On paper, Tristan Walker could check off a lot of the standard boxes for “Silicon Valley entrepreneur.” He has an MBA from Stanford and a résumé that includes Twitter, Foursquare and four years as entrepreneur-in-residence at Andreessen Horowitz.
However, the CEO of Walker & Company Brands roundly rejects the Valley’s favorite cliché, “culture fit.” On the latest episode of Recode Decode, hosted by Kara Swisher, Walker said startups rarely define their own cultures before using it as an excuse to hire homogenous workers.

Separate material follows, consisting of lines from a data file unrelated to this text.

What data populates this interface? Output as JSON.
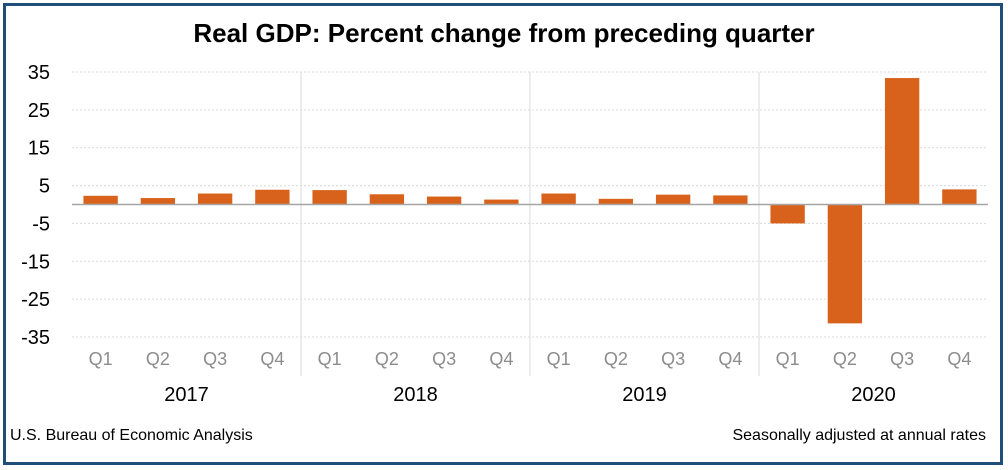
{
  "title": "Real GDP:  Percent change from preceding quarter",
  "footer": {
    "source": "U.S. Bureau of Economic Analysis",
    "note": "Seasonally adjusted at annual rates"
  },
  "colors": {
    "bar": "#d8621c",
    "border": "#1f4e79",
    "grid": "#d9d9d9",
    "zero_line": "#a6a6a6",
    "quarter_label": "#8c8c8c",
    "year_label": "#000000"
  },
  "chart_data": {
    "type": "bar",
    "title": "Real GDP:  Percent change from preceding quarter",
    "xlabel": "",
    "ylabel": "",
    "ylim": [
      -35,
      35
    ],
    "yticks": [
      35,
      25,
      15,
      5,
      -5,
      -15,
      -25,
      -35
    ],
    "grid": true,
    "categories": [
      "Q1",
      "Q2",
      "Q3",
      "Q4",
      "Q1",
      "Q2",
      "Q3",
      "Q4",
      "Q1",
      "Q2",
      "Q3",
      "Q4",
      "Q1",
      "Q2",
      "Q3",
      "Q4"
    ],
    "groups": [
      "2017",
      "2018",
      "2019",
      "2020"
    ],
    "values": [
      2.3,
      1.7,
      2.9,
      3.9,
      3.8,
      2.7,
      2.1,
      1.3,
      2.9,
      1.5,
      2.6,
      2.4,
      -5.0,
      -31.4,
      33.4,
      4.0
    ]
  }
}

“Foursquare worked, we got to 150 employees and no one left because we knew who we were,” Walker said. “The thing I’ve realized this time around, that I wanted to do from Day 1, is define that.”
Walker & Company is a health and beauty company that puts an emphasis on products for people of color, and it has raised more than $33 million to date from firms like Andreessen and IVP. Walker said he laid down six specific corporate values before he raised any money: “Courage, inspiration, respect, judgment, wellness and loyalty.”
In addition to explaining how those terms apply to his business, on the new podcast Walker discussed the challenges he initially faced in getting investors on board; how he evaluates the recent mega-sales of Jet.com ($3 billion, to Walmart) and Dollar Shave Club ($1 billion, to Unilever); and his nonprofit initiative for minorities in tech, Code2040.
“We just graduated a class of 90 fellows,” he said. “A lot of these folks are saying that they don’t exist. That is complete bullshit, because we found them inside of six months.”
“But the inevitability is this,” he added. “They’re the ones who are going to go and start the companies. They’re the ones who are going to hire. They’re the ones who are actually going to create these lists and define values. If folks are complacent, then great: Don’t hire those folks. We will.”